Twice they have been favored, once on the road. Neither time have they come even close to winning, never mind covering the spread. You could argue that both Washington and Carolina have wildly-talented and dynamic young quarterbacks that are a challenge to play against, but that isn’t a good enough excuse for a team that is supposed to be this good.
I should have listened to my gut. I had this lingering sense before the season that the endless drama and distraction of the bounty saga was too much for the team to overcome. I let myself be blinded by the aura of Drew Brees, though. There is no doubt now that the psyche of this team has taken a hit and that it won’t be easy to shake off.

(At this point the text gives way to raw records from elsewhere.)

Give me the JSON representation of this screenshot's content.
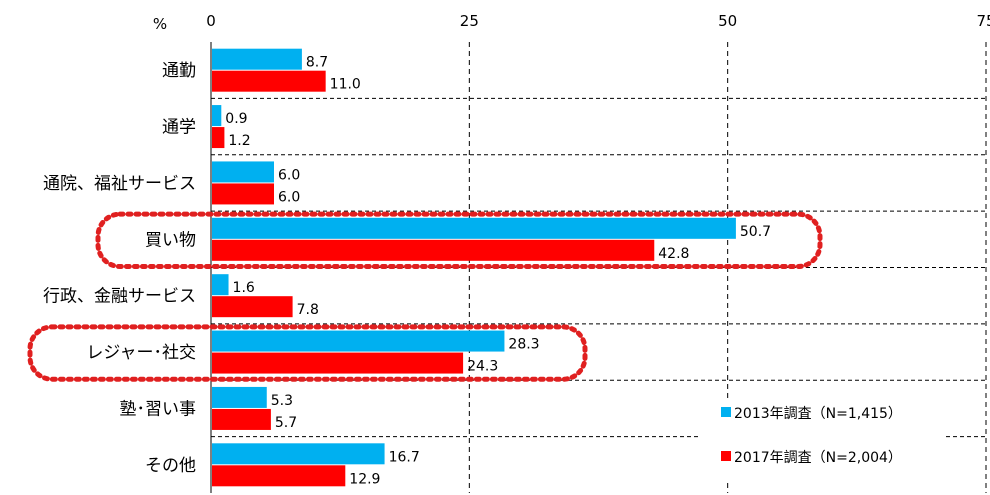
{
  "chart_data": {
    "type": "bar",
    "orientation": "horizontal",
    "unit_label": "%",
    "categories": [
      "通勤",
      "通学",
      "通院、福祉サービス",
      "買い物",
      "行政、金融サービス",
      "レジャー･社交",
      "塾･習い事",
      "その他"
    ],
    "series": [
      {
        "name": "2013年調査（N=1,415）",
        "color": "#00b0f0",
        "values": [
          8.7,
          0.9,
          6.0,
          50.7,
          1.6,
          28.3,
          5.3,
          16.7
        ]
      },
      {
        "name": "2017年調査（N=2,004）",
        "color": "#ff0000",
        "values": [
          11.0,
          1.2,
          6.0,
          42.8,
          7.8,
          24.3,
          5.7,
          12.9
        ]
      }
    ],
    "xlim": [
      0,
      75
    ],
    "xticks": [
      0,
      25,
      50,
      75
    ],
    "grid": true,
    "legend_position": "bottom-right",
    "highlighted_categories": [
      "買い物",
      "レジャー･社交"
    ],
    "highlight_color": "#e02020"
  }
}
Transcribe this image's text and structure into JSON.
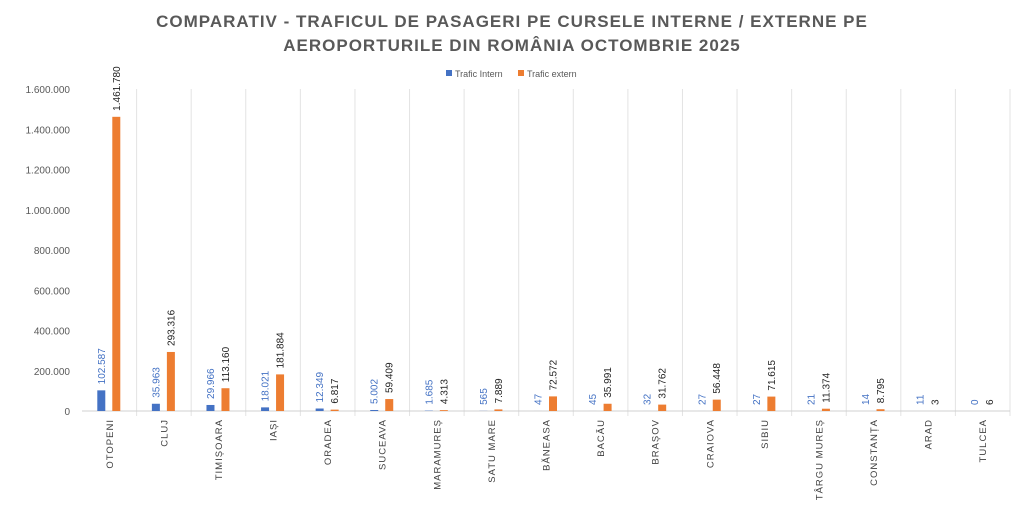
{
  "chart_data": {
    "type": "bar",
    "title_lines": [
      "COMPARATIV - TRAFICUL DE PASAGERI PE CURSELE INTERNE / EXTERNE PE",
      "AEROPORTURILE DIN ROMÂNIA OCTOMBRIE 2025"
    ],
    "xlabel": "",
    "ylabel": "",
    "ylim": [
      0,
      1600000
    ],
    "yticks": [
      "0",
      "200.000",
      "400.000",
      "600.000",
      "800.000",
      "1.000.000",
      "1.200.000",
      "1.400.000",
      "1.600.000"
    ],
    "legend_position": "top",
    "categories": [
      "OTOPENI",
      "CLUJ",
      "TIMIȘOARA",
      "IAȘI",
      "ORADEA",
      "SUCEAVA",
      "MARAMUREȘ",
      "SATU MARE",
      "BĂNEASA",
      "BACĂU",
      "BRAȘOV",
      "CRAIOVA",
      "SIBIU",
      "TÂRGU MUREȘ",
      "CONSTANȚA",
      "ARAD",
      "TULCEA"
    ],
    "series": [
      {
        "name": "Trafic Intern",
        "color": "#4472C4",
        "label_color": "#4472C4",
        "values": [
          102587,
          35963,
          29966,
          18021,
          12349,
          5002,
          1685,
          565,
          47,
          45,
          32,
          27,
          27,
          21,
          14,
          11,
          0
        ],
        "labels": [
          "102.587",
          "35.963",
          "29.966",
          "18.021",
          "12.349",
          "5.002",
          "1.685",
          "565",
          "47",
          "45",
          "32",
          "27",
          "27",
          "21",
          "14",
          "11",
          "0"
        ]
      },
      {
        "name": "Trafic extern",
        "color": "#ED7D31",
        "label_color": "#222222",
        "values": [
          1461780,
          293316,
          113160,
          181884,
          6817,
          59409,
          4313,
          7889,
          72572,
          35991,
          31762,
          56448,
          71615,
          11374,
          8795,
          3,
          6
        ],
        "labels": [
          "1.461.780",
          "293.316",
          "113.160",
          "181.884",
          "6.817",
          "59.409",
          "4.313",
          "7.889",
          "72.572",
          "35.991",
          "31.762",
          "56.448",
          "71.615",
          "11.374",
          "8.795",
          "3",
          "6"
        ]
      }
    ],
    "grid": "vertical category separators"
  }
}
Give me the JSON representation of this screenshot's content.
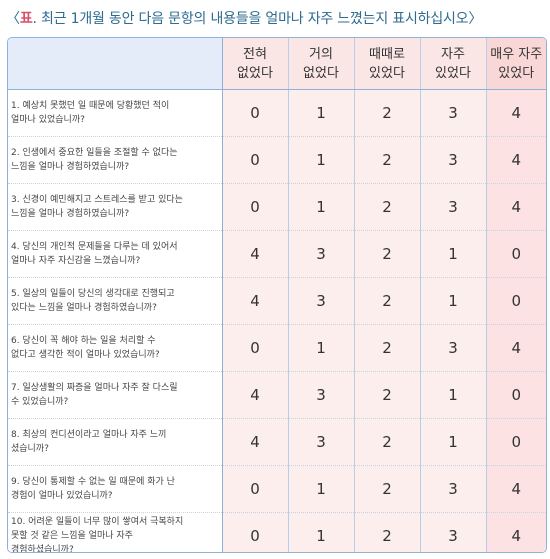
{
  "title": {
    "bracket_open": "〈",
    "highlight": "표",
    "text": ". 최근 1개월 동안 다음 문항의 내용들을 얼마나 자주 느꼈는지 표시하십시오",
    "bracket_close": "〉"
  },
  "columns": [
    "전혀\n없었다",
    "거의\n없었다",
    "때때로\n있었다",
    "자주\n있었다",
    "매우 자주\n있었다"
  ],
  "rows": [
    {
      "question": "1. 예상치 못했던 일 때문에 당황했던 적이\n얼마나 있었습니까?",
      "scores": [
        "0",
        "1",
        "2",
        "3",
        "4"
      ]
    },
    {
      "question": "2. 인생에서 중요한 일들을 조절할 수 없다는\n느낌을 얼마나 경험하였습니까?",
      "scores": [
        "0",
        "1",
        "2",
        "3",
        "4"
      ]
    },
    {
      "question": "3. 신경이 예민해지고 스트레스를 받고 있다는\n느낌을 얼마나 경험하였습니까?",
      "scores": [
        "0",
        "1",
        "2",
        "3",
        "4"
      ]
    },
    {
      "question": "4. 당신의 개인적 문제들을 다루는 데 있어서\n얼마나 자주 자신감을 느꼈습니까?",
      "scores": [
        "4",
        "3",
        "2",
        "1",
        "0"
      ]
    },
    {
      "question": "5. 일상의 일들이 당신의 생각대로 진행되고\n있다는 느낌을 얼마나 경험하였습니까?",
      "scores": [
        "4",
        "3",
        "2",
        "1",
        "0"
      ]
    },
    {
      "question": "6. 당신이 꼭 해야 하는 일을 처리할 수\n없다고 생각한 적이 얼마나 있었습니까?",
      "scores": [
        "0",
        "1",
        "2",
        "3",
        "4"
      ]
    },
    {
      "question": "7. 일상생활의 짜증을 얼마나 자주 잘 다스릴\n수 있었습니까?",
      "scores": [
        "4",
        "3",
        "2",
        "1",
        "0"
      ]
    },
    {
      "question": "8. 최상의 컨디션이라고 얼마나 자주 느끼\n셨습니까?",
      "scores": [
        "4",
        "3",
        "2",
        "1",
        "0"
      ]
    },
    {
      "question": "9. 당신이 통제할 수 없는 일 때문에 화가 난\n경험이 얼마나 있었습니까?",
      "scores": [
        "0",
        "1",
        "2",
        "3",
        "4"
      ]
    },
    {
      "question": "10. 어려운 일들이 너무 많이 쌓여서 극복하지\n못할 것 같은 느낌을 얼마나 자주\n경험하셨습니까?",
      "scores": [
        "0",
        "1",
        "2",
        "3",
        "4"
      ]
    }
  ]
}
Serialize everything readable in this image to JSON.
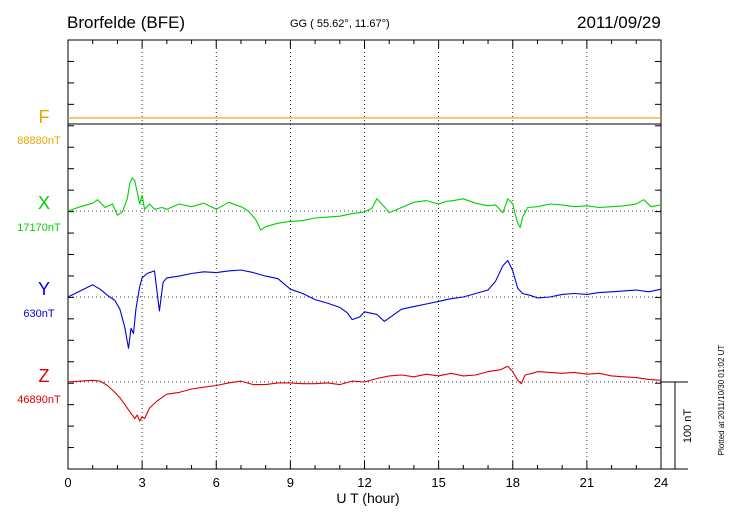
{
  "header": {
    "station": "Brorfelde (BFE)",
    "coords": "GG ( 55.62°,  11.67°)",
    "date": "2011/09/29"
  },
  "footnote": "Plotted at 2011/10/30 01:02 UT",
  "scale_label": "100 nT",
  "chart_data": {
    "type": "line",
    "xlabel": "U T (hour)",
    "xlim": [
      0,
      24
    ],
    "xticks": [
      0,
      3,
      6,
      9,
      12,
      15,
      18,
      21,
      24
    ],
    "grid": "dotted vertical at each 3 h; dotted baseline per trace",
    "units_note": "values are offsets in nT from each trace's baseline; 100 nT scale bar shown",
    "series": [
      {
        "name": "F",
        "baseline_label": "88880nT",
        "color": "#e8a400",
        "x": [
          0,
          24
        ],
        "values": [
          7,
          7
        ]
      },
      {
        "name": "X",
        "baseline_label": "17170nT",
        "color": "#00d000",
        "x": [
          0,
          0.5,
          1.0,
          1.2,
          1.5,
          1.8,
          2.0,
          2.2,
          2.4,
          2.5,
          2.6,
          2.7,
          2.8,
          2.9,
          3.0,
          3.1,
          3.3,
          3.5,
          3.8,
          4.0,
          4.5,
          5.0,
          5.5,
          6.0,
          6.5,
          7.0,
          7.3,
          7.6,
          7.8,
          8.0,
          8.5,
          9.0,
          9.5,
          10.0,
          10.5,
          11.0,
          11.5,
          11.8,
          12.0,
          12.3,
          12.5,
          12.8,
          13.0,
          13.5,
          14.0,
          14.5,
          15.0,
          15.3,
          15.6,
          16.0,
          16.5,
          17.0,
          17.3,
          17.6,
          17.8,
          18.0,
          18.1,
          18.2,
          18.3,
          18.4,
          18.6,
          19.0,
          19.5,
          20.0,
          20.5,
          21.0,
          21.5,
          22.0,
          22.5,
          23.0,
          23.3,
          23.6,
          24.0
        ],
        "values": [
          0,
          5,
          9,
          13,
          4,
          8,
          -5,
          -1,
          14,
          32,
          38,
          35,
          22,
          8,
          18,
          2,
          8,
          2,
          4,
          2,
          8,
          5,
          9,
          2,
          10,
          5,
          0,
          -10,
          -22,
          -18,
          -14,
          -12,
          -11,
          -8,
          -7,
          -6,
          -3,
          -2,
          -1,
          3,
          14,
          5,
          -2,
          4,
          10,
          12,
          8,
          11,
          12,
          14,
          9,
          6,
          7,
          -2,
          14,
          8,
          -4,
          -14,
          -19,
          -7,
          4,
          5,
          8,
          7,
          5,
          6,
          4,
          5,
          6,
          8,
          13,
          5,
          7
        ]
      },
      {
        "name": "Y",
        "baseline_label": "630nT",
        "color": "#0000e0",
        "x": [
          0,
          0.5,
          1.0,
          1.3,
          1.6,
          1.9,
          2.1,
          2.3,
          2.45,
          2.55,
          2.65,
          2.75,
          2.9,
          3.0,
          3.2,
          3.5,
          3.7,
          3.85,
          4.0,
          4.5,
          5.0,
          5.5,
          6.0,
          6.5,
          7.0,
          7.5,
          8.0,
          8.5,
          9.0,
          9.5,
          10.0,
          10.5,
          11.0,
          11.3,
          11.5,
          11.8,
          12.0,
          12.5,
          12.8,
          13.0,
          13.5,
          14.0,
          14.5,
          15.0,
          15.5,
          16.0,
          16.5,
          17.0,
          17.3,
          17.6,
          17.8,
          18.0,
          18.2,
          18.4,
          18.7,
          19.0,
          19.5,
          20.0,
          20.5,
          21.0,
          21.5,
          22.0,
          22.5,
          23.0,
          23.5,
          24.0
        ],
        "values": [
          0,
          7,
          14,
          9,
          2,
          -4,
          -14,
          -35,
          -59,
          -36,
          -42,
          -14,
          12,
          22,
          27,
          30,
          -16,
          17,
          22,
          24,
          27,
          29,
          28,
          30,
          31,
          28,
          24,
          21,
          9,
          4,
          -3,
          -7,
          -12,
          -18,
          -26,
          -23,
          -17,
          -20,
          -28,
          -24,
          -14,
          -11,
          -8,
          -5,
          -2,
          0,
          4,
          8,
          18,
          36,
          42,
          30,
          10,
          4,
          2,
          -1,
          0,
          3,
          4,
          3,
          5,
          6,
          7,
          8,
          6,
          9
        ]
      },
      {
        "name": "Z",
        "baseline_label": "46890nT",
        "color": "#e00000",
        "x": [
          0,
          0.5,
          1.0,
          1.3,
          1.6,
          1.9,
          2.1,
          2.3,
          2.5,
          2.7,
          2.8,
          2.9,
          3.0,
          3.1,
          3.3,
          3.6,
          4.0,
          4.5,
          5.0,
          5.5,
          6.0,
          6.5,
          7.0,
          7.5,
          8.0,
          8.5,
          9.0,
          9.5,
          10.0,
          10.5,
          11.0,
          11.5,
          12.0,
          12.5,
          13.0,
          13.5,
          14.0,
          14.5,
          15.0,
          15.5,
          16.0,
          16.5,
          17.0,
          17.5,
          17.8,
          18.0,
          18.2,
          18.35,
          18.5,
          18.8,
          19.0,
          19.5,
          20.0,
          20.5,
          21.0,
          21.5,
          22.0,
          22.5,
          23.0,
          23.5,
          24.0
        ],
        "values": [
          0,
          1,
          2,
          1,
          -4,
          -12,
          -18,
          -26,
          -34,
          -42,
          -38,
          -45,
          -40,
          -42,
          -30,
          -22,
          -14,
          -12,
          -8,
          -6,
          -4,
          -1,
          1,
          -3,
          -3,
          -1,
          -1,
          -2,
          -2,
          -1,
          -3,
          1,
          0,
          4,
          7,
          8,
          6,
          9,
          7,
          10,
          7,
          8,
          12,
          14,
          18,
          12,
          2,
          -2,
          8,
          10,
          12,
          11,
          10,
          11,
          9,
          10,
          7,
          6,
          5,
          3,
          2
        ]
      }
    ]
  }
}
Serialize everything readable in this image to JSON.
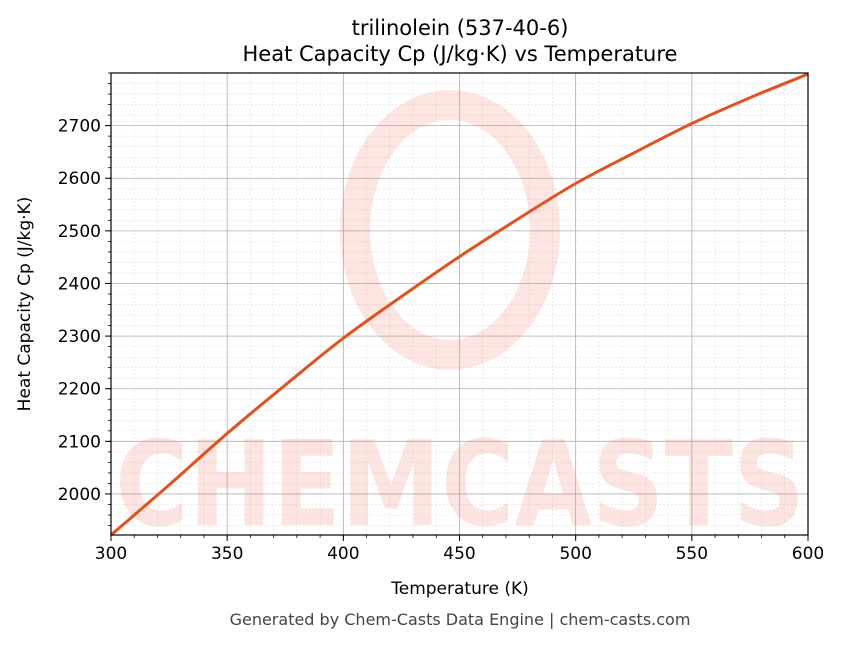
{
  "chart_data": {
    "type": "line",
    "title": "trilinolein (537-40-6)",
    "subtitle": "Heat Capacity Cp (J/kg·K) vs Temperature",
    "xlabel": "Temperature (K)",
    "ylabel": "Heat Capacity Cp (J/kg·K)",
    "xlim": [
      300,
      600
    ],
    "ylim": [
      1922,
      2800
    ],
    "xticks": [
      300,
      350,
      400,
      450,
      500,
      550,
      600
    ],
    "yticks": [
      2000,
      2100,
      2200,
      2300,
      2400,
      2500,
      2600,
      2700
    ],
    "grid": true,
    "minor_grid": true,
    "line_color": "#e0531f",
    "series": [
      {
        "x": [
          300,
          325,
          350,
          375,
          400,
          425,
          450,
          475,
          500,
          525,
          550,
          575,
          600
        ],
        "y": [
          1922,
          2017,
          2115,
          2207,
          2296,
          2375,
          2451,
          2522,
          2590,
          2648,
          2704,
          2753,
          2798
        ]
      }
    ],
    "watermark": "CHEMCASTS",
    "footer": "Generated by Chem-Casts Data Engine | chem-casts.com"
  }
}
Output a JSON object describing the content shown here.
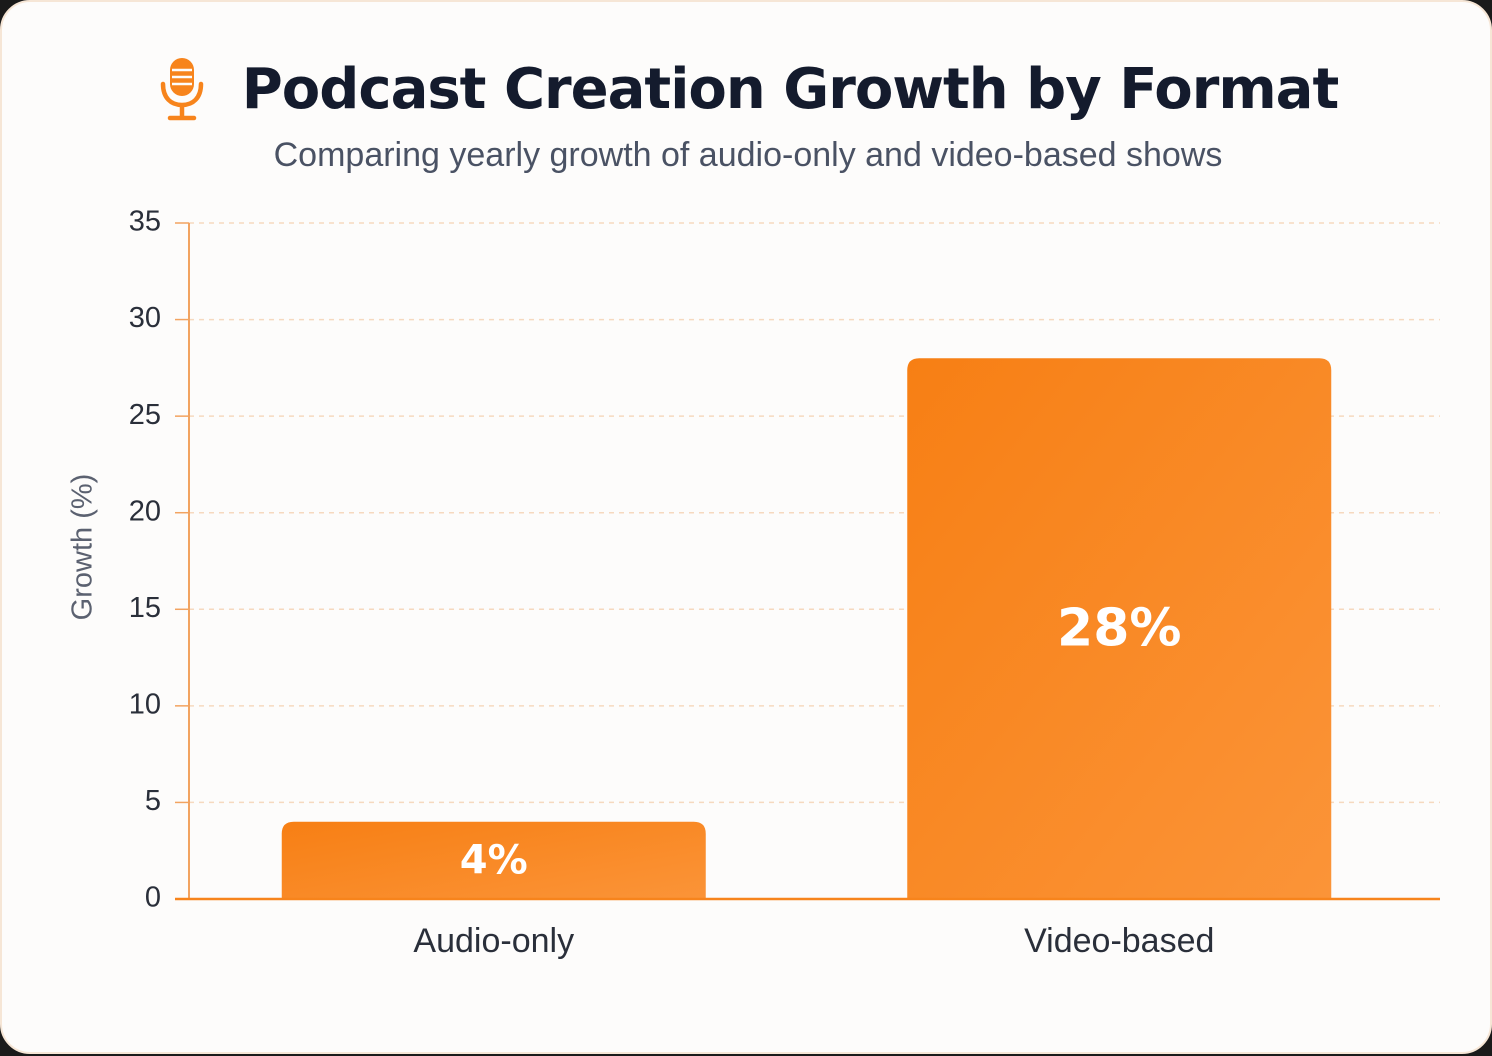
{
  "header": {
    "title": "Podcast Creation Growth by Format",
    "subtitle": "Comparing yearly growth of audio-only and video-based shows",
    "icon": "microphone-icon"
  },
  "colors": {
    "accent": "#f7841c",
    "grid": "#f6d9bf",
    "axis": "#f2a360"
  },
  "chart_data": {
    "type": "bar",
    "title": "Podcast Creation Growth by Format",
    "subtitle": "Comparing yearly growth of audio-only and video-based shows",
    "categories": [
      "Audio-only",
      "Video-based"
    ],
    "values": [
      4,
      28
    ],
    "data_labels": [
      "4%",
      "28%"
    ],
    "ylabel": "Growth (%)",
    "xlabel": "",
    "ylim": [
      0,
      35
    ],
    "yticks": [
      "0",
      "5",
      "10",
      "15",
      "20",
      "25",
      "30",
      "35"
    ],
    "grid": true,
    "legend": "none"
  }
}
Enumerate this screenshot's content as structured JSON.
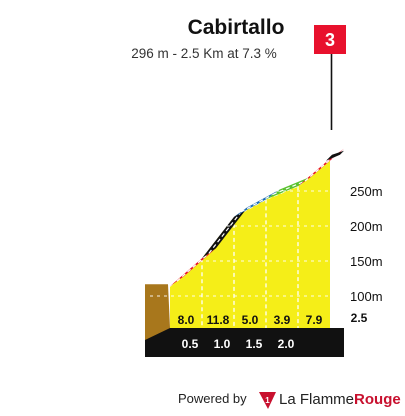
{
  "header": {
    "title": "Cabirtallo",
    "subtitle": "296 m - 2.5 Km at 7.3 %"
  },
  "flag": {
    "number": "3",
    "color": "#e8112d"
  },
  "footer": {
    "powered_by": "Powered by",
    "brand_part1": "La Flamme",
    "brand_part2": "Rouge",
    "brand_color": "#c8102e"
  },
  "chart_data": {
    "type": "area",
    "title": "Cabirtallo",
    "subtitle": "296 m - 2.5 Km at 7.3 %",
    "x_unit": "km",
    "y_unit": "m",
    "xlim": [
      0,
      2.5
    ],
    "altitude_ticks": [
      {
        "value": 100,
        "label": "100m"
      },
      {
        "value": 150,
        "label": "150m"
      },
      {
        "value": 200,
        "label": "200m"
      },
      {
        "value": 250,
        "label": "250m"
      }
    ],
    "distance_ticks": [
      {
        "value": 0.5,
        "label": "0.5"
      },
      {
        "value": 1.0,
        "label": "1.0"
      },
      {
        "value": 1.5,
        "label": "1.5"
      },
      {
        "value": 2.0,
        "label": "2.0"
      }
    ],
    "distance_total": {
      "value": 2.5,
      "label": "2.5"
    },
    "segments": [
      {
        "from_km": 0.0,
        "to_km": 0.5,
        "gradient": 8.0,
        "label": "8.0",
        "color": "#e8112d"
      },
      {
        "from_km": 0.5,
        "to_km": 1.0,
        "gradient": 11.8,
        "label": "11.8",
        "color": "#111111"
      },
      {
        "from_km": 1.0,
        "to_km": 1.5,
        "gradient": 5.0,
        "label": "5.0",
        "color": "#1f6fb5"
      },
      {
        "from_km": 1.5,
        "to_km": 2.0,
        "gradient": 3.9,
        "label": "3.9",
        "color": "#5ac22e"
      },
      {
        "from_km": 2.0,
        "to_km": 2.5,
        "gradient": 7.9,
        "label": "7.9",
        "color": "#e8112d"
      }
    ],
    "profile": [
      {
        "km": 0.0,
        "alt": 114
      },
      {
        "km": 0.5,
        "alt": 154
      },
      {
        "km": 1.0,
        "alt": 213
      },
      {
        "km": 1.5,
        "alt": 238
      },
      {
        "km": 2.0,
        "alt": 257
      },
      {
        "km": 2.5,
        "alt": 296
      }
    ],
    "colors": {
      "fill": "#f5ee18",
      "base": "#111111",
      "side_wall": "#a8771c"
    }
  }
}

Next week’s game at home versus Kansas City will be an absolutely crucial gauge of where this team is at. The Saints that most expected—judging by the betting support they had as favorites in their first two—should be able to crush the directionless Chiefs. The team that we have seen in the opening two weeks, though, isn’t likely to make it so easy on itself.
If the Saints stumble in that one and fall to 0-3 then the fat lady will start warming up her vocal cords, and the panic will be warranted. A brutal six-game stretch featuring trips to Green Bay, Tampa Bay and Denver, and home games against Philadelphia, Atlanta and San Diego could be daunting for a team lacking confidence.